Les négociations sur la frontière éthiopio-soudanaise à la une à Addis Abeba

Les médias éthiopiens ont mis l’accent, cette semaine, sur les négociations en cours pour résoudre une dispute frontalière entre le pays et le Soudan cette semaine, à la suite de spéculations dans les médias soudanais qu’Addis Abeba avait cédé une partie de son territoire au Soudan.

Dans son principal article de la semaine, le quotidien national, The Ethiopian Herald, a souligné les relations commerciales grandissantes entre l’Ethiopie et le Soudan, tout en notant qu’une dispute frontalière, qui a résulté de la non démarcation de la frontière commune, ne constituait pas une menace sur les relations.

« Des incompréhensions peu fréquentes qui surgissent entre les pays (l’Ethiopie et le Soudan) ne constituent pas un obstacle aux relations de longue date », a écrit le journal dans un article intitulé : « Les liens éthiopio-soudanais, les questions frontalières ».

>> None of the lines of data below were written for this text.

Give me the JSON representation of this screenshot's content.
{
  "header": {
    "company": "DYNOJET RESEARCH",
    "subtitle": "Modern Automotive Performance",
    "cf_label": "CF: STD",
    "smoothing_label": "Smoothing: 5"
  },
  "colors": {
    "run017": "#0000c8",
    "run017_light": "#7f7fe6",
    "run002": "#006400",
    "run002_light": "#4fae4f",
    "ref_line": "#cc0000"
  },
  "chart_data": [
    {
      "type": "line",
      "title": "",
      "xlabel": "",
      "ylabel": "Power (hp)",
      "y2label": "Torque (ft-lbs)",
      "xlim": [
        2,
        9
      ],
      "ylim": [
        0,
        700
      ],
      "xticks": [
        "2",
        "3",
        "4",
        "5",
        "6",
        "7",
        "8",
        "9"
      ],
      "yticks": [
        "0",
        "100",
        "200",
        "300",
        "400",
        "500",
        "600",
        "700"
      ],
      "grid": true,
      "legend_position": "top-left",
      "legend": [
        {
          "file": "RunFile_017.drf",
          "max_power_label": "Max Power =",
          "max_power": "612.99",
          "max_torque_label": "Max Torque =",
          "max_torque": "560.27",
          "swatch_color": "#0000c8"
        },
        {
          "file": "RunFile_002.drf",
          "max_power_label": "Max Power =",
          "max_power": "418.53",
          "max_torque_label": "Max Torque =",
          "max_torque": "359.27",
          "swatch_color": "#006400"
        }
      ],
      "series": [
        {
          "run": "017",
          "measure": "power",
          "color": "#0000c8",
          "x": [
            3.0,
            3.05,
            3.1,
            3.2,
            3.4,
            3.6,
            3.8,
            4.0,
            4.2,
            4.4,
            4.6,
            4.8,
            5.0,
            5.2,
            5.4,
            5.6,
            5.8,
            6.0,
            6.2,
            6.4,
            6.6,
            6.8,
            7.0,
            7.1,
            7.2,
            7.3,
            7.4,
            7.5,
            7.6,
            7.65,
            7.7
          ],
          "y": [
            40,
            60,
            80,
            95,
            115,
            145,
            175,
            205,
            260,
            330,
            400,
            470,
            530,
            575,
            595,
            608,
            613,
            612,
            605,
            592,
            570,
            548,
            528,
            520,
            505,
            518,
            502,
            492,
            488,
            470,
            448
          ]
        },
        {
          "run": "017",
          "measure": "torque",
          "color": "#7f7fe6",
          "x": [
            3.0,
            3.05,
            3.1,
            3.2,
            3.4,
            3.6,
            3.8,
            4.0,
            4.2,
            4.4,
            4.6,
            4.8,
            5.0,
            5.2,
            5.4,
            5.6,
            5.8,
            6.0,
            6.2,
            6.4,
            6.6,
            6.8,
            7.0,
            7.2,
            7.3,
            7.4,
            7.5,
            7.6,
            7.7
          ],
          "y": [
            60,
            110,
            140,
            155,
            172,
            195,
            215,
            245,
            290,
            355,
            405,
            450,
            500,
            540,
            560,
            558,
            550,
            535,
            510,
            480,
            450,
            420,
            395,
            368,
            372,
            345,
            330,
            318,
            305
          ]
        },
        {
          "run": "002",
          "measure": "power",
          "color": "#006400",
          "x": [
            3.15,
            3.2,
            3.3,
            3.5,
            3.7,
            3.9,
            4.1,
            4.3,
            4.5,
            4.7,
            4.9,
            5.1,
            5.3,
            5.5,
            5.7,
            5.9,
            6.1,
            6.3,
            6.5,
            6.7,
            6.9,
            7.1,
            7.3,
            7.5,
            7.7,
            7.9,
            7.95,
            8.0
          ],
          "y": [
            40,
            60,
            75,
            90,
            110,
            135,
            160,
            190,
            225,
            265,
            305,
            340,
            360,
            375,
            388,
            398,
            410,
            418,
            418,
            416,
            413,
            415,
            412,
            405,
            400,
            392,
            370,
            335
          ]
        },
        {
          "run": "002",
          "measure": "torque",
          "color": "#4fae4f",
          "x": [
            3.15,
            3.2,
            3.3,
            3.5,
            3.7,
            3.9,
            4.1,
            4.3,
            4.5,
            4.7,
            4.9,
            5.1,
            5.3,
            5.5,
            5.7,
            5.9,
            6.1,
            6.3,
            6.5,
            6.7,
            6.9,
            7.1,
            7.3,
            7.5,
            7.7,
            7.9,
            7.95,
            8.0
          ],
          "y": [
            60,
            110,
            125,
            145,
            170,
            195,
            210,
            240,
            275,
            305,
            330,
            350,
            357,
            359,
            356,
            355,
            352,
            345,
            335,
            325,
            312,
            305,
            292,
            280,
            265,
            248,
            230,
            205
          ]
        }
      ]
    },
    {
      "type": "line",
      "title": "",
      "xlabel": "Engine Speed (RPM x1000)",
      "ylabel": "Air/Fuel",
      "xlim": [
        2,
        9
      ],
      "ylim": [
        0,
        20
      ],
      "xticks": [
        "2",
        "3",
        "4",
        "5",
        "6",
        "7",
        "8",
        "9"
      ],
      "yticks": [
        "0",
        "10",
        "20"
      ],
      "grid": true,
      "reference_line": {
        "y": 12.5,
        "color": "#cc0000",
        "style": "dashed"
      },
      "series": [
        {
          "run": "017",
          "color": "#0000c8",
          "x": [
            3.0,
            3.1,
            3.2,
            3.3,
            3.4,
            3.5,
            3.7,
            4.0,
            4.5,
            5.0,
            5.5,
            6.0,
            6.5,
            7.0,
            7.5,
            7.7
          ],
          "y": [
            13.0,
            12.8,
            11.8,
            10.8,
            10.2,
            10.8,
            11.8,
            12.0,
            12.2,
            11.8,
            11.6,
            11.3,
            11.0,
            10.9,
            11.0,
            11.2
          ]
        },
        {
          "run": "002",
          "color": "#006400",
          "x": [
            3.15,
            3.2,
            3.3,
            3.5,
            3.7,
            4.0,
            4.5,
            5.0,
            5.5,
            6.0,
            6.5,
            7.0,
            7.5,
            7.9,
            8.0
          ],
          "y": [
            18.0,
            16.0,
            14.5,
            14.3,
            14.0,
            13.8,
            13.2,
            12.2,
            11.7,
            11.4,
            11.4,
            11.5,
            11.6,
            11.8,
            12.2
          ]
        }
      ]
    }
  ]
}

Le journal a aussi déclaré que même si le problème de la frontière provient d’un accord passé entre les deux états en 1906, dans lequel l’officier militaire britannique avait clairement délimité la frontière entre l’Ethiopie et le Soudan, des désaccords ont émané des groupuscules tribaux autour de la région qui ont fréquemment utilisé les terres appartenant à l’autre état des deux côtés de la frontière.

« Il y a de nombreuses revendications territoriales qui peuvent se faire jour à tout moment, encore qu’elles ne puissent pas être aussi précaires que les problèmes de frontière avec la Somalie et l’Erythrée », a écrit un chroniqueur dans l’édition du 15 janvier qui mettait en exergue les commentaires du Premier ministre Meles Zenawi sur la question.

Le journal a écrit que de vastes zones autour de la frontière restaient n’appartenir a aucun état du fait de l’absence d’administration des deux côtés, ce qui en fait des zones poreuses.

« Comme nous le savons, des rivalités inter-états sont la cause de soulèvements dans le voisinage qui découlent de problèmes économiques et politiques partagés » écrit The Herald.

Ces guerres frontalières, note le journal, sont le fait de communautés de pasteurs utilisant les ressources des deux côtés de la frontière, et qui revendiquent souvent une propriété sur les terres.

Selon le journal, un accord a été trouvé entre l’Ethiopie et le Soudan pour résoudre de tels problèmes, en permettant à ceux qui s’étaient installés le long de la frontière entre les deux pays d’occuper les terres épargnées par le nouvel accord.

« Quand nous disons que nous sommes parvenus à un accord selon lequel les Soudanais peuvent labourer les terres, nous parlons des terres à la frontière soudanaise qui sont clairement démarquées par la ligne de Guyen », a déclaré Mr Meles sur la question.

Le Major Guyen est l’officier britannique qui a délimité la frontière et dont la décision, dit le gouvernement éthiopien, doit être respectée par les deux parties.

Le journal a expliqué que les Ethiopiens qui utilisaient les terres autour de la frontière après que les troupes éthiopiennes ont pris le contrôle de la région seront autorisés à rester propriétaires de leurs terres et ne peuvent pas être déplacés de la zone par les forces soudanaises.

L’accord signé par les deux parties permet aux citoyens des deux côtés de garder leurs terres, même après qu’une nouvelle délimitation sera opérée sur la frontière.